Dr Cooper said Lion Nathan decided to sell out of Coopers 10 years ago for only $7.15 per share.

They had now changed their mind given Coopers performance has improved and offered $310 per share. “Based on the actions of Lion Nathan, Coopers shareholders must be ecstatic with the performance of their investment and the Board and management. There is no wonder as to why Coopers shareholders are so loyal to us,” he said.

Dr Cooper said Lion Nathan shareholders did not have the same reason to be happy.

He said Lion Nathan was losing market share in South Australia and shareholders would be asking what would happen to Rob Murray and the Lion Nathan share price if it failed to win control of Coopers.

“Lion Nathan has made questionable investment and/ or tactical decisions in our eyes in the past such as their turnaround strategies and heavy consequential losses associated with their China operations and Victorian pubs foray,” he said.

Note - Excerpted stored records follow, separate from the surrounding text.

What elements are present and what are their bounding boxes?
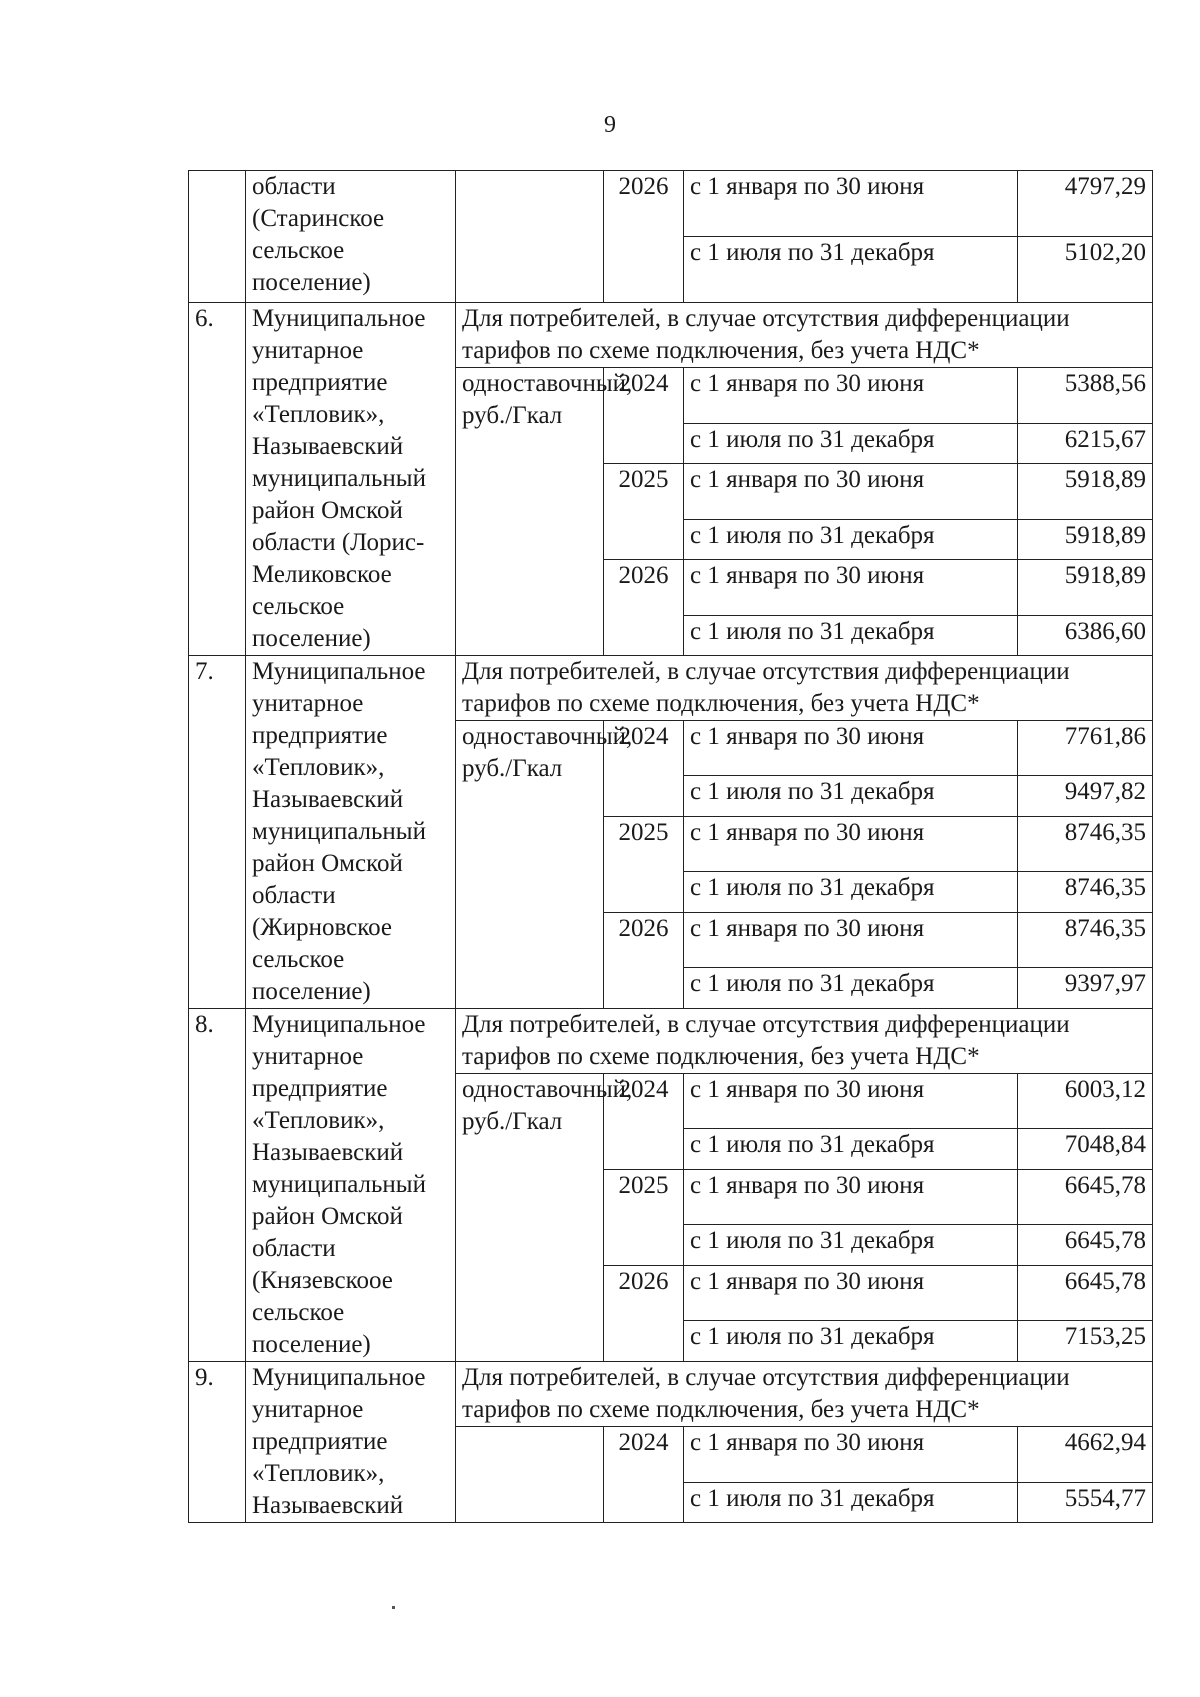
tariff-value: 5554,77	[1018, 1483, 1153, 1523]
period-cell: с 1 июля по 31 декабря	[684, 1321, 1018, 1362]
tariff-value: 7153,25	[1018, 1321, 1153, 1362]
tariff-value: 9497,82	[1018, 776, 1153, 817]
organization-name: Муниципальное унитарное предприятие «Тепловик», Называевский муниципальный район Омской области (Жирновское сельское поселение)	[246, 656, 456, 1009]
table-row	[189, 656, 1153, 721]
organization-name: Муниципальное унитарное предприятие «Тепловик», Называевский муниципальный район Омской области (Князевскоое сельское поселение)	[246, 1009, 456, 1362]
row-number: 6.	[189, 303, 246, 656]
year-cell: 2026	[604, 171, 684, 303]
period-cell: с 1 июля по 31 декабря	[684, 1225, 1018, 1266]
period-cell: с 1 января по 30 июня	[684, 1074, 1018, 1129]
year-cell: 2024	[604, 1074, 684, 1170]
scan-dot	[392, 1606, 395, 1609]
year-cell: 2025	[604, 464, 684, 560]
tariff-value: 8746,35	[1018, 872, 1153, 913]
tariff-condition: одноставочный, руб./Гкал	[456, 368, 604, 656]
period-cell: с 1 июля по 31 декабря	[684, 872, 1018, 913]
tariff-value: 6645,78	[1018, 1170, 1153, 1225]
tariff-value: 6645,78	[1018, 1225, 1153, 1266]
tariff-value: 6215,67	[1018, 424, 1153, 464]
period-cell: с 1 января по 30 июня	[684, 368, 1018, 424]
table-row	[189, 1362, 1153, 1427]
row-number: 8.	[189, 1009, 246, 1362]
period-cell: с 1 июля по 31 декабря	[684, 520, 1018, 560]
period-cell: с 1 июля по 31 декабря	[684, 1129, 1018, 1170]
year-cell: 2024	[604, 1427, 684, 1523]
organization-name: области (Старинское сельское поселение)	[246, 171, 456, 303]
period-cell: с 1 июля по 31 декабря	[684, 616, 1018, 656]
year-cell: 2024	[604, 721, 684, 817]
period-cell: с 1 января по 30 июня	[684, 721, 1018, 776]
period-cell: с 1 января по 30 июня	[684, 464, 1018, 520]
tariff-value: 8746,35	[1018, 817, 1153, 872]
period-cell: с 1 января по 30 июня	[684, 560, 1018, 616]
period-cell: с 1 января по 30 июня	[684, 817, 1018, 872]
tariff-value: 7048,84	[1018, 1129, 1153, 1170]
row-number	[189, 171, 246, 303]
period-cell: с 1 января по 30 июня	[684, 913, 1018, 968]
period-cell: с 1 января по 30 июня	[684, 1427, 1018, 1483]
period-cell: с 1 января по 30 июня	[684, 171, 1018, 237]
period-cell: с 1 июля по 31 декабря	[684, 237, 1018, 303]
year-cell: 2026	[604, 560, 684, 656]
tariff-value: 4797,29	[1018, 171, 1153, 237]
consumer-note: Для потребителей, в случае отсутствия дифференциации тарифов по схеме подключения, без учета НДС*	[456, 1362, 1153, 1427]
tariff-condition: одноставочный, руб./Гкал	[456, 721, 604, 1009]
tariff-value: 8746,35	[1018, 913, 1153, 968]
tariff-value: 6003,12	[1018, 1074, 1153, 1129]
tariff-value: 5388,56	[1018, 368, 1153, 424]
period-cell: с 1 июля по 31 декабря	[684, 424, 1018, 464]
tariff-condition	[456, 1427, 604, 1523]
tariff-table	[188, 170, 1153, 1523]
table-row	[189, 1009, 1153, 1074]
year-cell: 2026	[604, 1266, 684, 1362]
table-row	[189, 171, 1153, 237]
period-cell: с 1 июля по 31 декабря	[684, 1483, 1018, 1523]
row-number: 9.	[189, 1362, 246, 1523]
tariff-condition	[456, 171, 604, 303]
consumer-note: Для потребителей, в случае отсутствия дифференциации тарифов по схеме подключения, без учета НДС*	[456, 303, 1153, 368]
organization-name: Муниципальное унитарное предприятие «Тепловик», Называевский муниципальный район Омской области (Лорис-Меликовское сельское поселение)	[246, 303, 456, 656]
consumer-note: Для потребителей, в случае отсутствия дифференциации тарифов по схеме подключения, без учета НДС*	[456, 656, 1153, 721]
year-cell: 2026	[604, 913, 684, 1009]
tariff-value: 5102,20	[1018, 237, 1153, 303]
period-cell: с 1 июля по 31 декабря	[684, 968, 1018, 1009]
tariff-value: 5918,89	[1018, 520, 1153, 560]
row-number: 7.	[189, 656, 246, 1009]
table-row	[189, 303, 1153, 368]
organization-name: Муниципальное унитарное предприятие «Тепловик», Называевский	[246, 1362, 456, 1523]
year-cell: 2024	[604, 368, 684, 464]
tariff-value: 9397,97	[1018, 968, 1153, 1009]
year-cell: 2025	[604, 1170, 684, 1266]
tariff-value: 5918,89	[1018, 560, 1153, 616]
tariff-condition: одноставочный, руб./Гкал	[456, 1074, 604, 1362]
period-cell: с 1 января по 30 июня	[684, 1266, 1018, 1321]
tariff-value: 6386,60	[1018, 616, 1153, 656]
period-cell: с 1 января по 30 июня	[684, 1170, 1018, 1225]
year-cell: 2025	[604, 817, 684, 913]
tariff-value: 4662,94	[1018, 1427, 1153, 1483]
period-cell: с 1 июля по 31 декабря	[684, 776, 1018, 817]
tariff-value: 6645,78	[1018, 1266, 1153, 1321]
tariff-value: 5918,89	[1018, 464, 1153, 520]
consumer-note: Для потребителей, в случае отсутствия дифференциации тарифов по схеме подключения, без учета НДС*	[456, 1009, 1153, 1074]
tariff-value: 7761,86	[1018, 721, 1153, 776]
page-number: 9	[604, 112, 616, 138]
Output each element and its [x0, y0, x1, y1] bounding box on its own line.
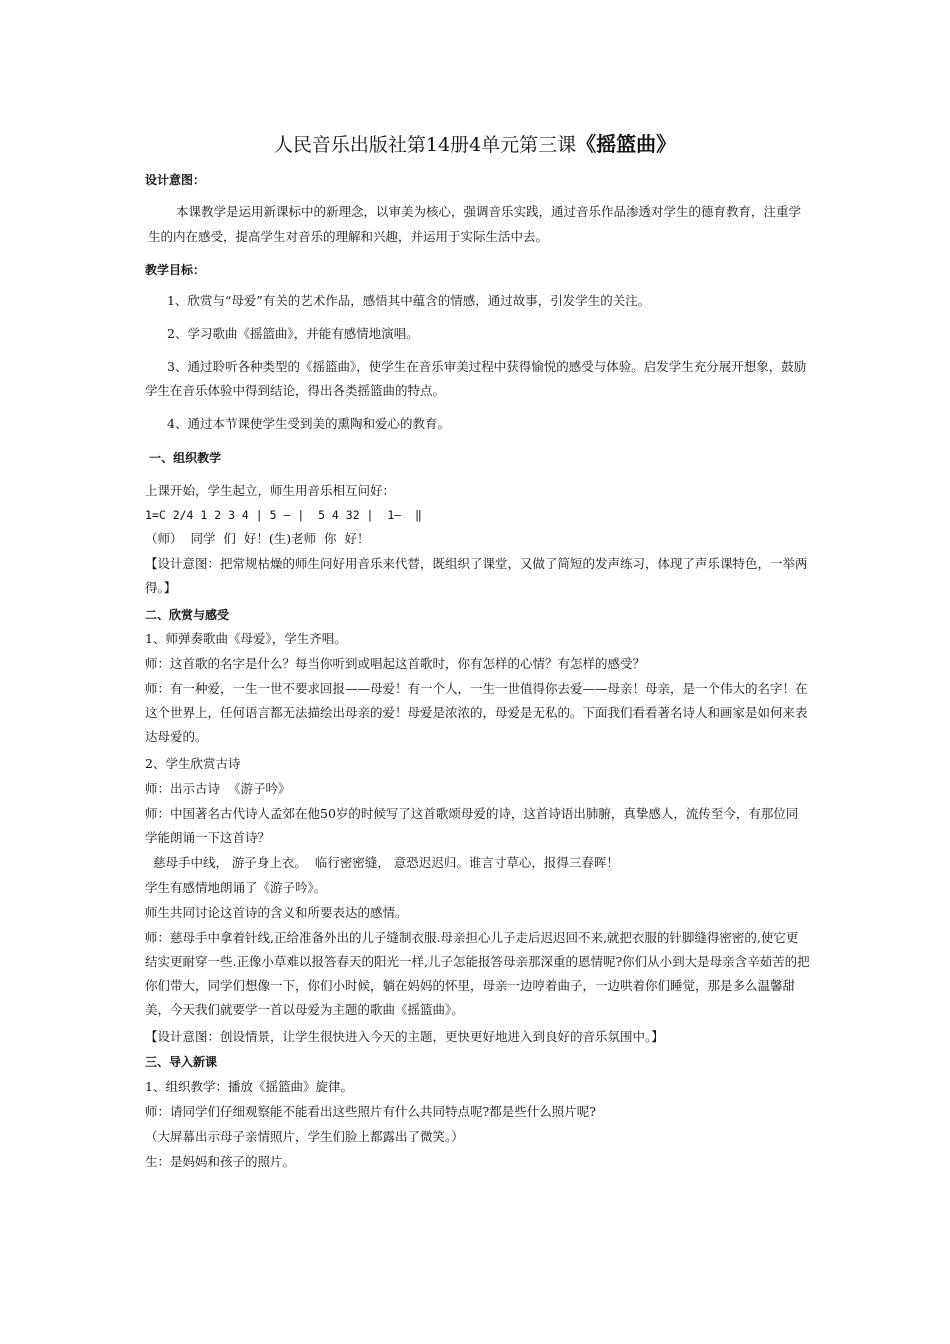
s2-line-5: 师：出示古诗 《游子吟》	[145, 781, 291, 796]
s3-line-3: （大屏幕出示母子亲情照片，学生们脸上都露出了微笑。）	[145, 1129, 464, 1144]
s2-line-3: 师：有一种爱，一生一世不要求回报——母爱！有一个人，一生一世值得你去爱——母亲！母亲，是一个伟大的名字！在这个世界上，任何语言都无法描绘出母亲的爱！母爱是浓浓的，母爱是无私的。下面我们看看著名诗人和画家是如何来表达母爱的。	[145, 681, 808, 744]
s2-line-10: 师：慈母手中拿着针线,正给准备外出的儿子缝制衣服.母亲担心儿子走后迟迟回不来,就把衣服的针脚缝得密密的,使它更结实更耐穿一些.正像小草难以报答春天的阳光一样,儿子怎能报答母亲那深重的恩情呢?你们从小到大是母亲含辛茹苦的把你们带大，同学们想像一下，你们小时候，躺在妈妈的怀里，母亲一边哼着曲子，一边哄着你们睡觉，那是多么温馨甜美，今天我们就要学一首以母爱为主题的歌曲《摇篮曲》。	[145, 930, 810, 1017]
title-main: 人民音乐出版社第14册4单元第三课	[273, 134, 577, 156]
s2-poem: 慈母手中线， 游子身上衣。 临行密密缝， 意恐迟迟归。谁言寸草心，报得三春晖！	[145, 855, 619, 870]
section-3-heading: 三、导入新课	[145, 1055, 218, 1069]
s1-line-1: 上课开始，学生起立，师生用音乐相互问好：	[145, 483, 396, 498]
s3-line-2: 师：请同学们仔细观察能不能看出这些照片有什么共同特点呢?都是些什么照片呢?	[145, 1104, 596, 1119]
s2-line-8: 学生有感情地朗诵了《游子吟》。	[145, 880, 327, 895]
section-2-heading: 二、欣赏与感受	[145, 608, 230, 622]
s3-line-4: 生：是妈妈和孩子的照片。	[145, 1154, 296, 1169]
design-intent-body: 本课教学是运用新课标中的新理念，以审美为核心，强调音乐实践，通过音乐作品渗透对学生的德育教育，注重学生的内在感受，提高学生对音乐的理解和兴趣，并运用于实际生活中去。	[148, 204, 802, 244]
s2-design-note: 【设计意图：创设情景，让学生很快进入今天的主题，更快更好地进入到良好的音乐氛围中。】	[145, 1029, 664, 1044]
s2-line-2: 师：这首歌的名字是什么？每当你听到或唱起这首歌时，你有怎样的心情？有怎样的感受？	[145, 656, 646, 671]
title-emphasis: 《摇篮曲》	[576, 132, 677, 156]
document-title	[140, 131, 810, 158]
goals-heading: 教学目标：	[145, 263, 206, 277]
s2-line-1: 1、师弹奏歌曲《母爱》，学生齐唱。	[145, 631, 347, 646]
goal-item-1: 1、欣赏与“母爱”有关的艺术作品，感悟其中蕴含的情感，通过故事，引发学生的关注。	[167, 293, 651, 308]
design-intent-heading: 设计意图：	[145, 173, 206, 187]
section-1-heading: 一、组织教学	[145, 451, 222, 465]
s1-notation: 1=C 2/4 1 2 3 4 | 5 — | 5 4 32 | 1— ‖	[145, 508, 422, 522]
s1-design-note: 【设计意图：把常规枯燥的师生问好用音乐来代替，既组织了课堂，又做了简短的发声练习，体现了声乐课特色，一举两得。】	[145, 556, 808, 595]
s2-line-4: 2、学生欣赏古诗	[145, 756, 241, 771]
s2-line-6: 师：中国著名古代诗人孟郊在他50岁的时候写了这首歌颂母爱的诗，这首诗语出肺腑，真挚感人，流传至今，有那位同学能朗诵一下这首诗？	[145, 806, 799, 845]
s3-line-1: 1、组织教学：播放《摇篮曲》旋律。	[145, 1079, 353, 1094]
goal-item-3: 3、通过聆听各种类型的《摇篮曲》，使学生在音乐审美过程中获得愉悦的感受与体验。启发学生充分展开想象，鼓励学生在音乐体验中得到结论，得出各类摇篮曲的特点。	[145, 359, 807, 398]
s2-line-9: 师生共同讨论这首诗的含义和所要表达的感情。	[145, 905, 408, 920]
goal-item-2: 2、学习歌曲《摇篮曲》，并能有感情地演唱。	[167, 326, 419, 341]
goal-item-4: 4、通过本节课使学生受到美的熏陶和爱心的教育。	[167, 416, 450, 431]
s1-lyrics: （师） 同学 们 好！(生)老师 你 好！	[145, 531, 370, 546]
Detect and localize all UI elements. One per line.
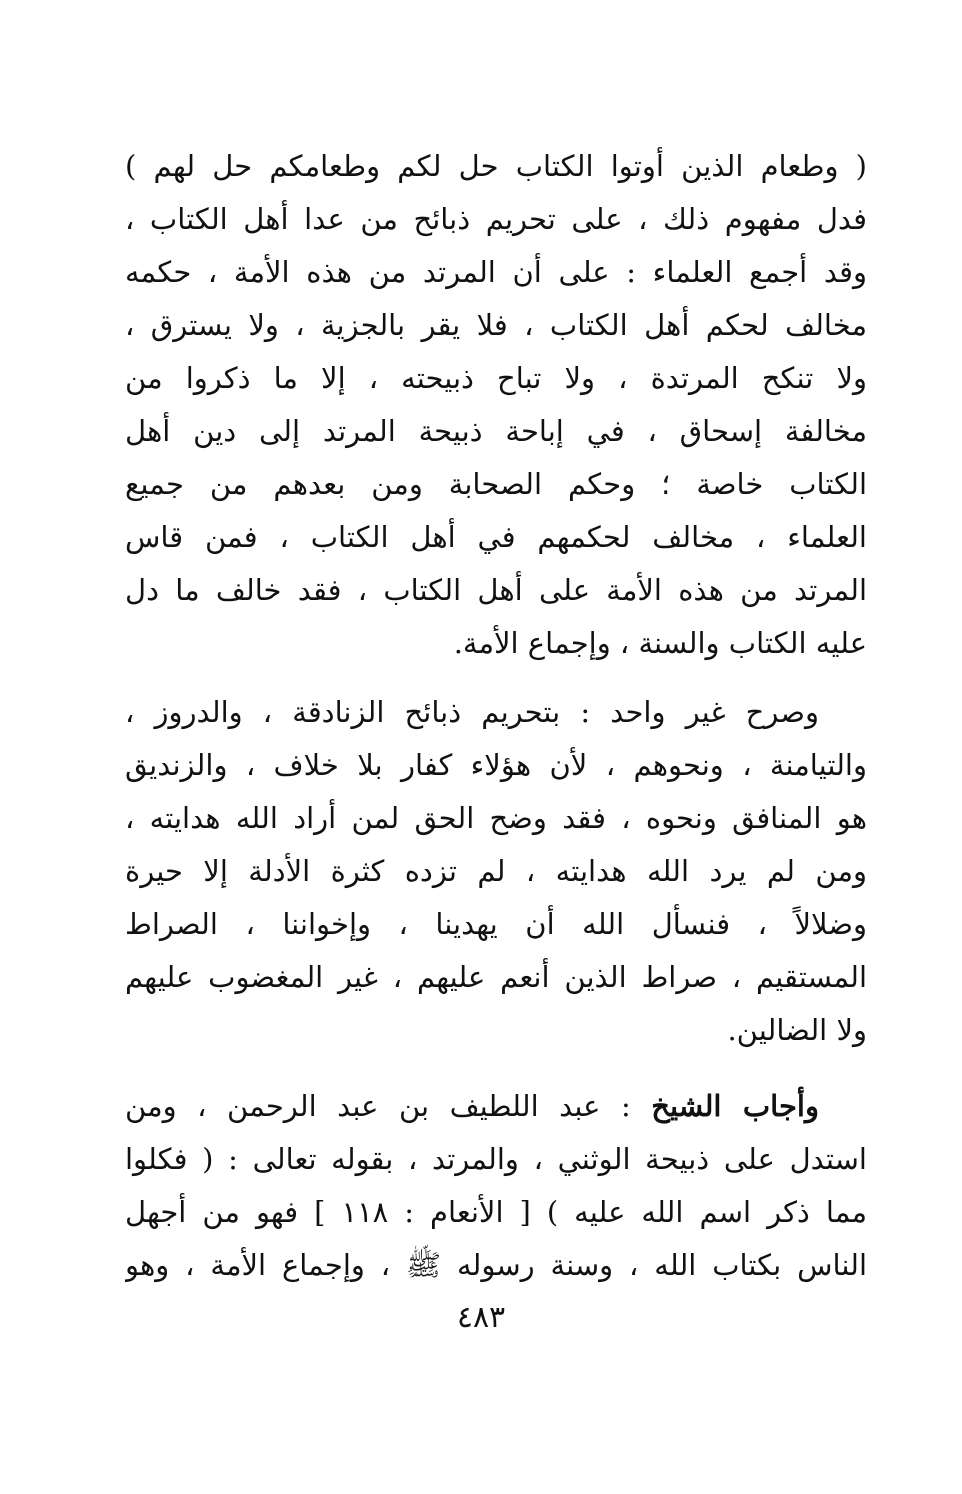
text-line: الكتاب خاصة ؛ وحكم الصحابة ومن بعدهم من جميع	[125, 467, 867, 501]
text-line: وقد أجمع العلماء : على أن المرتد من هذه الأمة ، حكمه	[125, 255, 867, 289]
first-line-rest: : عبد اللطيف بن عبد الرحمن ، ومن	[125, 1089, 631, 1123]
text-line: المرتد من هذه الأمة على أهل الكتاب ، فقد خالف ما دل	[125, 573, 867, 607]
answer-lead: وأجاب الشيخ	[651, 1089, 819, 1123]
paragraph-1	[125, 140, 867, 670]
text-line: ولا الضالين.	[727, 1013, 867, 1047]
paragraph-3	[125, 1080, 867, 1292]
text-line: الناس بكتاب الله ، وسنة رسوله ﷺ ، وإجماع الأمة ، وهو	[125, 1248, 867, 1282]
paragraph-2	[125, 686, 867, 1057]
text-line: فدل مفهوم ذلك ، على تحريم ذبائح من عدا أهل الكتاب ،	[125, 202, 867, 236]
text-line: استدل على ذبيحة الوثني ، والمرتد ، بقوله تعالى : ( فكلوا	[125, 1142, 867, 1176]
text-line: وضلالاً ، فنسأل الله أن يهدينا ، وإخواننا ، الصراط	[125, 907, 867, 941]
text-line: عليه الكتاب والسنة ، وإجماع الأمة.	[453, 626, 867, 660]
page-number: ٤٨٣	[456, 1300, 506, 1335]
text-line: مخالف لحكم أهل الكتاب ، فلا يقر بالجزية ، ولا يسترق ،	[125, 308, 867, 342]
text-line: العلماء ، مخالف لحكمهم في أهل الكتاب ، فمن قاس	[125, 520, 867, 554]
text-line: هو المنافق ونحوه ، فقد وضح الحق لمن أراد الله هدايته ،	[125, 801, 867, 835]
text-line-first	[125, 1080, 867, 1133]
text-line: ولا تنكح المرتدة ، ولا تباح ذبيحته ، إلا ما ذكروا من	[125, 361, 867, 395]
text-line: ( وطعام الذين أوتوا الكتاب حل لكم وطعامكم حل لهم )	[125, 149, 867, 183]
text-line: المستقيم ، صراط الذين أنعم عليهم ، غير المغضوب عليهم	[125, 960, 867, 994]
text-line: مما ذكر اسم الله عليه ) [ الأنعام : ١١٨ ] فهو من أجهل	[125, 1195, 867, 1229]
text-line: وصرح غير واحد : بتحريم ذبائح الزنادقة ، والدروز ،	[125, 695, 819, 729]
text-line: مخالفة إسحاق ، في إباحة ذبيحة المرتد إلى دين أهل	[125, 414, 867, 448]
text-line: والتيامنة ، ونحوهم ، لأن هؤلاء كفار بلا خلاف ، والزنديق	[125, 748, 867, 782]
text-line: ومن لم يرد الله هدايته ، لم تزده كثرة الأدلة إلا حيرة	[125, 854, 867, 888]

Respect shareholders rights
Dr Cooper said the EGM to remove Lion Nathan from the Coopers constitution was requisitioned by shareholders, not the Board, on 8 September 2005 following a decision in the Supreme Court of South Australia that there had been a change in control in Lion Nathan.

“Lion Nathan should now be prepared to let shareholders express their views at this important meeting,” he said.

“The issues in the shareholders eyes are simple - if they want to keep Lion Nathan's bid open on any terms, they will vote against the resolution. If they are not interested in Lion Nathan becoming a shareholder and / or offering for their shares, they will vote for the resolution.